The media manipulation technology that creates deepfakes, or synthetic audio or video built from artificial intelligence, is a wholly 21st Century creation. Some leading companies and startups are specifically tackling deepfake development.
With their focus on forced media, it isn't a surprise that deepfake technology comes with questions of ethics. Regardless, the industry is growing.
Why there's a question of ethics in deepfakes
On July 16, a documentary about the late chef and traveler Anthony Bourdain came out called Roadrunner: A Film About Anthony Bourdain. In it were three lines that weren't actually spoken by Bourdain, but rather created as an audio deepfake of emails or other written communications that he sent out.
Filmmaker Morgan Neville said he got permission from Bourdain's literary executor and widow, the latter of whom denies giving permission for the makers to use deepfakes in the film.

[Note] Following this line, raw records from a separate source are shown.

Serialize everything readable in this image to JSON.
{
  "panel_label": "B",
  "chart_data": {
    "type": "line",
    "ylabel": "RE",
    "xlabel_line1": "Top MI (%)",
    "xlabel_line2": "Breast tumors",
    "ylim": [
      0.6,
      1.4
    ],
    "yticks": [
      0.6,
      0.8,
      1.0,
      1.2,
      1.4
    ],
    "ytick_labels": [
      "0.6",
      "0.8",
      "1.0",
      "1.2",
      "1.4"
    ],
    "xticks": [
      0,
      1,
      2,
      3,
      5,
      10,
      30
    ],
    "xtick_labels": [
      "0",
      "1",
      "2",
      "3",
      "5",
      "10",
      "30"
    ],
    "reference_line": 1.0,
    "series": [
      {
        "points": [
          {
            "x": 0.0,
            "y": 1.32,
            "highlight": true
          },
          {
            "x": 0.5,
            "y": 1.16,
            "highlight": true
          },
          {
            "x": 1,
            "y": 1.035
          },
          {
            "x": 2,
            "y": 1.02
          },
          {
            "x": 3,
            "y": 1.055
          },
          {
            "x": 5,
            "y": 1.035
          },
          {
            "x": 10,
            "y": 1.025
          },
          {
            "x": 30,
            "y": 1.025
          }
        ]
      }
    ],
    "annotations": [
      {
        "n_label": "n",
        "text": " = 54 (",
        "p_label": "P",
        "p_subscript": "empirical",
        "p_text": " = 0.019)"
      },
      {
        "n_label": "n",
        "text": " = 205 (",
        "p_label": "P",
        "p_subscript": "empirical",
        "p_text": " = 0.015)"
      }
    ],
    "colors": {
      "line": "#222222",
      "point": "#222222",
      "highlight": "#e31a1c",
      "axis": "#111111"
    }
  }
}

For that, Neville's movie has been constituted as unethical by a variety of critics, including Sean Burns, who wrote on Twitter, "I feel like this tells you all you need to know about the ethics of the people behind this project."
In addition to filmmakers and other media creators, software companies that develop deepfakes are part of the ethical inquiry. People and companies can use the technology to fool viewers into thinking that someone said or did something when they didn't. In Bourdain's case, the deceased can't speak up for themselves, and Neville's approval process was informal at best.

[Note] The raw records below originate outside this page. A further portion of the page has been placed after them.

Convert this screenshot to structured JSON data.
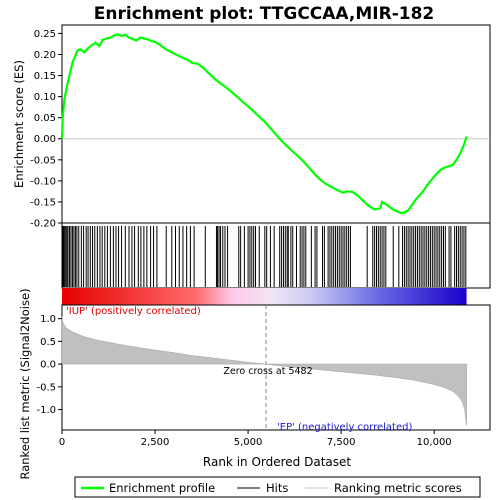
{
  "chart_data": {
    "type": "line",
    "title": "Enrichment plot: TTGCCAA,MIR-182",
    "x_label": "Rank in Ordered Dataset",
    "x_range": [
      0,
      11500
    ],
    "x_ticks": [
      0,
      2500,
      5000,
      7500,
      10000
    ],
    "x_tick_labels": [
      "0",
      "2,500",
      "5,000",
      "7,500",
      "10,000"
    ],
    "n_genes": 10870,
    "es_panel": {
      "y_label": "Enrichment score (ES)",
      "y_range": [
        -0.2,
        0.27
      ],
      "y_ticks": [
        -0.2,
        -0.15,
        -0.1,
        -0.05,
        0.0,
        0.05,
        0.1,
        0.15,
        0.2,
        0.25
      ],
      "y_tick_labels": [
        "-0.20",
        "-0.15",
        "-0.10",
        "-0.05",
        "0.00",
        "0.05",
        "0.10",
        "0.15",
        "0.20",
        "0.25"
      ],
      "series_color": "#00ff00",
      "profile": [
        [
          0,
          0.0
        ],
        [
          20,
          0.05
        ],
        [
          60,
          0.09
        ],
        [
          120,
          0.12
        ],
        [
          200,
          0.15
        ],
        [
          280,
          0.18
        ],
        [
          350,
          0.195
        ],
        [
          420,
          0.21
        ],
        [
          500,
          0.212
        ],
        [
          600,
          0.205
        ],
        [
          700,
          0.215
        ],
        [
          800,
          0.222
        ],
        [
          900,
          0.228
        ],
        [
          1000,
          0.22
        ],
        [
          1100,
          0.235
        ],
        [
          1200,
          0.238
        ],
        [
          1300,
          0.24
        ],
        [
          1400,
          0.245
        ],
        [
          1500,
          0.248
        ],
        [
          1600,
          0.244
        ],
        [
          1700,
          0.247
        ],
        [
          1800,
          0.24
        ],
        [
          1900,
          0.237
        ],
        [
          2000,
          0.233
        ],
        [
          2100,
          0.24
        ],
        [
          2200,
          0.238
        ],
        [
          2300,
          0.236
        ],
        [
          2400,
          0.232
        ],
        [
          2500,
          0.23
        ],
        [
          2650,
          0.222
        ],
        [
          2800,
          0.212
        ],
        [
          2950,
          0.205
        ],
        [
          3100,
          0.198
        ],
        [
          3250,
          0.192
        ],
        [
          3400,
          0.186
        ],
        [
          3500,
          0.18
        ],
        [
          3650,
          0.178
        ],
        [
          3800,
          0.168
        ],
        [
          3950,
          0.155
        ],
        [
          4100,
          0.142
        ],
        [
          4250,
          0.132
        ],
        [
          4400,
          0.122
        ],
        [
          4550,
          0.112
        ],
        [
          4700,
          0.1
        ],
        [
          4850,
          0.088
        ],
        [
          5000,
          0.077
        ],
        [
          5150,
          0.065
        ],
        [
          5300,
          0.052
        ],
        [
          5450,
          0.04
        ],
        [
          5600,
          0.025
        ],
        [
          5750,
          0.01
        ],
        [
          5900,
          -0.005
        ],
        [
          6050,
          -0.018
        ],
        [
          6200,
          -0.03
        ],
        [
          6350,
          -0.042
        ],
        [
          6500,
          -0.055
        ],
        [
          6650,
          -0.07
        ],
        [
          6800,
          -0.085
        ],
        [
          6950,
          -0.098
        ],
        [
          7100,
          -0.108
        ],
        [
          7250,
          -0.115
        ],
        [
          7400,
          -0.122
        ],
        [
          7550,
          -0.128
        ],
        [
          7650,
          -0.125
        ],
        [
          7800,
          -0.126
        ],
        [
          7950,
          -0.135
        ],
        [
          8100,
          -0.148
        ],
        [
          8250,
          -0.16
        ],
        [
          8400,
          -0.168
        ],
        [
          8550,
          -0.165
        ],
        [
          8600,
          -0.15
        ],
        [
          8700,
          -0.155
        ],
        [
          8800,
          -0.162
        ],
        [
          8900,
          -0.168
        ],
        [
          9000,
          -0.172
        ],
        [
          9100,
          -0.176
        ],
        [
          9200,
          -0.175
        ],
        [
          9300,
          -0.17
        ],
        [
          9400,
          -0.158
        ],
        [
          9500,
          -0.145
        ],
        [
          9600,
          -0.135
        ],
        [
          9700,
          -0.125
        ],
        [
          9800,
          -0.112
        ],
        [
          9900,
          -0.1
        ],
        [
          10000,
          -0.09
        ],
        [
          10100,
          -0.08
        ],
        [
          10200,
          -0.072
        ],
        [
          10300,
          -0.068
        ],
        [
          10400,
          -0.065
        ],
        [
          10500,
          -0.062
        ],
        [
          10600,
          -0.05
        ],
        [
          10700,
          -0.035
        ],
        [
          10800,
          -0.015
        ],
        [
          10870,
          0.005
        ]
      ]
    },
    "hits": [
      0,
      15,
      40,
      70,
      100,
      130,
      160,
      200,
      240,
      280,
      320,
      360,
      400,
      450,
      520,
      580,
      650,
      700,
      760,
      820,
      880,
      950,
      1020,
      1080,
      1150,
      1220,
      1300,
      1380,
      1450,
      1520,
      1600,
      1700,
      1800,
      1880,
      1950,
      2050,
      2120,
      2200,
      2280,
      2380,
      2460,
      2550,
      2800,
      2950,
      3050,
      3150,
      3250,
      3350,
      3450,
      3550,
      3850,
      4150,
      4180,
      4220,
      4260,
      4320,
      4380,
      4450,
      4750,
      4800,
      4900,
      5000,
      5050,
      5100,
      5150,
      5200,
      5300,
      5450,
      5500,
      5600,
      5700,
      5850,
      5900,
      5950,
      6000,
      6050,
      6080,
      6150,
      6200,
      6300,
      6400,
      6450,
      6500,
      6550,
      6700,
      6800,
      6850,
      7000,
      7050,
      7150,
      7200,
      7250,
      7300,
      7350,
      7400,
      7450,
      7500,
      7550,
      7600,
      7650,
      7700,
      7750,
      8200,
      8350,
      8400,
      8450,
      8500,
      8550,
      8600,
      8650,
      8700,
      8900,
      9050,
      9150,
      9200,
      9250,
      9300,
      9350,
      9400,
      9450,
      9500,
      9550,
      9600,
      9650,
      9700,
      9750,
      9800,
      9850,
      9900,
      9950,
      10000,
      10050,
      10100,
      10150,
      10200,
      10250,
      10300,
      10400,
      10450,
      10550,
      10600,
      10650,
      10700,
      10750,
      10800,
      10850
    ],
    "metric_panel": {
      "y_label": "Ranked list metric (Signal2Noise)",
      "y_range": [
        -1.45,
        1.3
      ],
      "y_ticks": [
        -1.0,
        -0.5,
        0.0,
        0.5,
        1.0
      ],
      "y_tick_labels": [
        "-1.0",
        "-0.5",
        "0.0",
        "0.5",
        "1.0"
      ],
      "zero_cross_rank": 5482,
      "zero_cross_label": "Zero cross at 5482",
      "pos_label": "'IUP' (positively correlated)",
      "neg_label": "'EP' (negatively correlated)",
      "pos_color": "#ff0000",
      "neg_color": "#0000ff",
      "metric_curve": [
        [
          0,
          1.05
        ],
        [
          30,
          0.9
        ],
        [
          100,
          0.8
        ],
        [
          300,
          0.7
        ],
        [
          600,
          0.6
        ],
        [
          1000,
          0.52
        ],
        [
          1500,
          0.44
        ],
        [
          2000,
          0.37
        ],
        [
          2500,
          0.31
        ],
        [
          3000,
          0.25
        ],
        [
          3500,
          0.19
        ],
        [
          4000,
          0.14
        ],
        [
          4500,
          0.09
        ],
        [
          5000,
          0.04
        ],
        [
          5482,
          0.0
        ],
        [
          6000,
          -0.05
        ],
        [
          6500,
          -0.09
        ],
        [
          7000,
          -0.13
        ],
        [
          7500,
          -0.17
        ],
        [
          8000,
          -0.21
        ],
        [
          8500,
          -0.25
        ],
        [
          9000,
          -0.3
        ],
        [
          9500,
          -0.36
        ],
        [
          10000,
          -0.45
        ],
        [
          10300,
          -0.52
        ],
        [
          10500,
          -0.6
        ],
        [
          10650,
          -0.7
        ],
        [
          10750,
          -0.82
        ],
        [
          10820,
          -1.0
        ],
        [
          10860,
          -1.3
        ],
        [
          10870,
          -1.35
        ]
      ]
    },
    "legend": [
      {
        "label": "Enrichment profile",
        "color": "#00ff00"
      },
      {
        "label": "Hits",
        "color": "#000000"
      },
      {
        "label": "Ranking metric scores",
        "color": "#c8c8c8"
      }
    ]
  }
}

Startups focusing on commercializing deepfakes
Deepfake tech is primarily underground, but some companies—like the one commissioned by Neville for the Bourdain documentary—are commercializing it.
Anti-deepfake companies to know about
It isn't just deepfake companies you should be aware of. There are also businesses tackling the other side of the deepfake coin.
This includes Sensity, which has developed a platform that can detect the presence of deepfakes, much like antivirus software detects the presence of a virus.
Then there's Operation Minerva, which has the ability to detect modified versions of videos that already exist on the web.
Meanwhile, OARO is another big company with a whole slew of authentication and verification software that works for deepfake media.
Are there any publicly traded deepfake companies?
Right now, deepfake companies seem to be operating in the startup world, which means that they haven't achieved publicly traded status yet. It's possible that they will need to clean up the ethical clutter before being welcomed into the market by investors.
As for the companies looking to regulate the deepfake world, they might be more inclined to join the cybersecurity industry on the stock market in the near future.